The Creed of Chalcedon
but one and the same Son and only-begotten, God the Word,
the Lord Jesus Christ
Well, the Creed of Chalcedon started out, “We…teach men to confess one and the same Son, our Lord Jesus Christ, the same perfect in Godhead and also perfect in Manhood.” It now ends boldly and with an explanation point confessing “one and the same Son and only-begotten, God the Word, the Lord Jesus Christ.” In other words, we have come full circle with the same proclamation with which we began, everything in between serving as explanation of how the two natures of this one Son relate to one another in that one Person. And understand, this was no exercise in idle speculation of armchair theologians; what they put to paper was the very faith believed and confessed by the Church for the sake of the salvation of souls. Their task was a matter of life and death.
The logicians among us will argue that this statement is nothing more than a circular argument, the conclusion following the thesis from the beginning. The Fathers at Chalcedon would respond that they were not arguing, they were not debating, they were not trying to convince anyone of anything. They were confessing and proclaiming what they knew the one holy universal and apostolic Church believed and taught in all places from the beginning. They were not arguing philosophy though they did not mind borrowing words from philosophy if such terminology assisted in clarifying thought. They were not offering fresh ideas for new vistas which the Church might travel. The Church Fathers to a man looked with suspicion on the new, the novel, the fresh idea—indeed, they loathed it. They had a word for whatever departed from what had been received from the beginning; it was called, “heresy,” which in Greek means, “choice.” The heretic “chooses” that which he desires to believe and goes his own way. He despises what has been received down through the generations from proper authority and becomes his own authority—a church of one or more than one if he can convince others to go with him. Then he is also a “schismatic.”

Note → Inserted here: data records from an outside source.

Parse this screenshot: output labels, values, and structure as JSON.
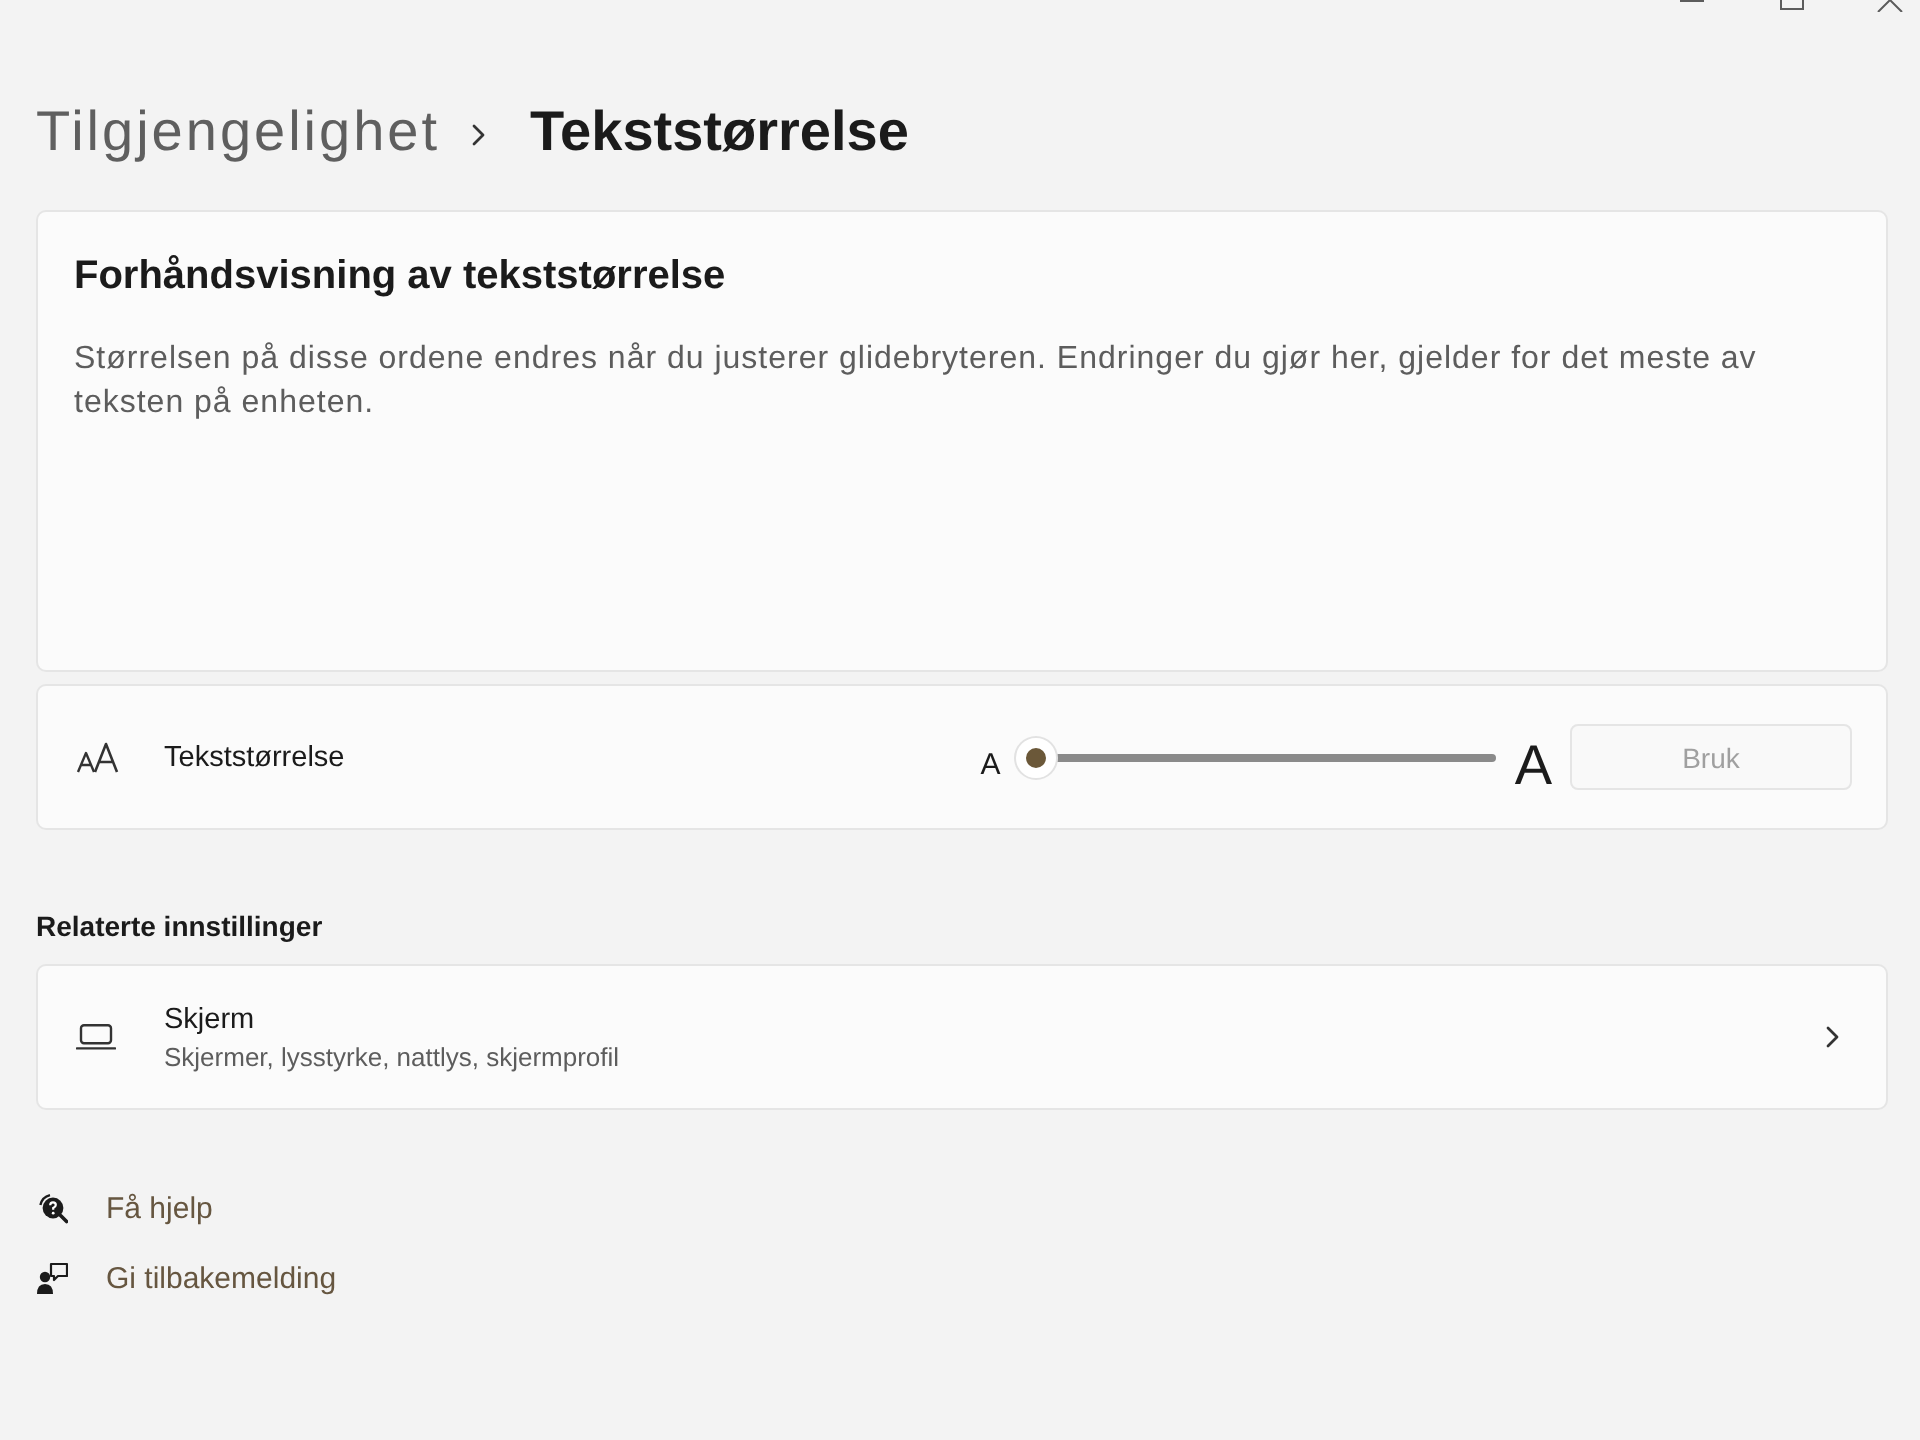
{
  "breadcrumb": [
    {
      "label": "Tilgjengelighet",
      "current": false
    },
    {
      "label": "Tekststørrelse",
      "current": true
    }
  ],
  "preview": {
    "title": "Forhåndsvisning av tekststørrelse",
    "text": "Størrelsen på disse ordene endres når du justerer glidebryteren. Endringer du gjør her, gjelder for det meste av teksten på enheten."
  },
  "text_size": {
    "label": "Tekststørrelse",
    "slider": {
      "min_label": "A",
      "max_label": "A",
      "level": 0
    },
    "apply_button": {
      "label": "Bruk",
      "disabled": true
    }
  },
  "related": {
    "heading": "Relaterte innstillinger",
    "items": [
      {
        "title": "Skjerm",
        "subtitle": "Skjermer, lysstyrke, nattlys, skjermprofil"
      }
    ]
  },
  "links": [
    {
      "kind": "help",
      "label": "Få hjelp"
    },
    {
      "kind": "feedback",
      "label": "Gi tilbakemelding"
    }
  ]
}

But I digress. What those early Bishops put together in this brief but dense statement of the faith was only what they knew to coincide with divine revelation which they as the leaders of the Church were obligated to protect. If only pastors today would see themselves not as innovators (something these men would have looked upon with shock and abhorrence) but as men with a sacred calling to proclaim what has always been the message of salvation and guard it with their very lives (1 Timothy 6:20).